Quindi ecco che mi spunta tra capo e collo dal passato fortunatamente passato una calunnia al limite del ridicolo che non sto qui a dire, ma da cui non intendo affatto farmi rovinare le giornate, quindi passiamo alle cose buone e vado per punti, che mi diverto di più.

Sono la felice possidente di un paio di converse nere. Le prime della mia vita anche se è difficile da credere. Sono entrata nel negozio, è andata così:
Sera. Converse. Nere. Alte. Quaranta. No, non le provo. Bancomat. Grazie. Sera.
A casa me le sono provate e ho infilato i lacci con amore e ho saltellato per il corridoio come heidi per buoni cinque minuti. Non c’è niente come le frivolezze, certe volte. Ed era anche uscito Grey’s anatomy che mi sono vista cenando e frignando. Ah…

Mi è arrivato il pacco di IBS e io sono sempre felice quando lo spacchetto.

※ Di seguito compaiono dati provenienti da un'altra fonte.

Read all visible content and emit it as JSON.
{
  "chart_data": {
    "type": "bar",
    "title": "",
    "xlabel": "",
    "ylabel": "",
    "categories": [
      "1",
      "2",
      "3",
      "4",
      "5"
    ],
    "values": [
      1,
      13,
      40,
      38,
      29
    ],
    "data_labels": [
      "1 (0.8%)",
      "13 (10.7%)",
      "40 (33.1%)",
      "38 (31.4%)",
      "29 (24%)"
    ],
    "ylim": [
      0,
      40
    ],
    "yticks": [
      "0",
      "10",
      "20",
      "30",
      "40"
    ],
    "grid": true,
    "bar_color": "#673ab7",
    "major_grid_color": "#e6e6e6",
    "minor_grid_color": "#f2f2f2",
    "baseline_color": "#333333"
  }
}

Sto scrivendo una cosa. Che cosa? Una cosa (‘na cosa fatta a rosa, rosa non è, azzìcchete e che è – filastrocca nonsense abruzzese che si recita a chi ti chiede “Che cosa?” quando non vuoi rispondere).

Sto anche traducendo una cosa, ovvero il seguito di Peeps/Vampirus. Ieri ho cominciato, e io oramai a Westerfeld ci voglio bene.

Oggi su Repubblica c’è un articolone e nella fotona ci sono anche io. Anche se mi si vede solo la frangetta.

Mia sorella ha passato qui il weekend e come previsto ci siamo massacrate, camminando mangiando vedendo facendo visitando scarpinando per dodici ore al giorno. I punti salienti sono stati i futuristi al Quirinale, il National geographic al palazzo delle esposizioni, due guide quasi patentate aggratis a nostra disposizione per conoscere cose che non tutti conoscono, una cena da suicidio per esplosione alla birreria Peroni. Quando viene mia sorella io mi stanco solo al pensiero ma è anche vero che con lei faccio cose che da sola non faccio in un mese. Adesso però mi servirebbe una settimanella di sonno e invece no, pure l’ora legale. Dormo in piedi.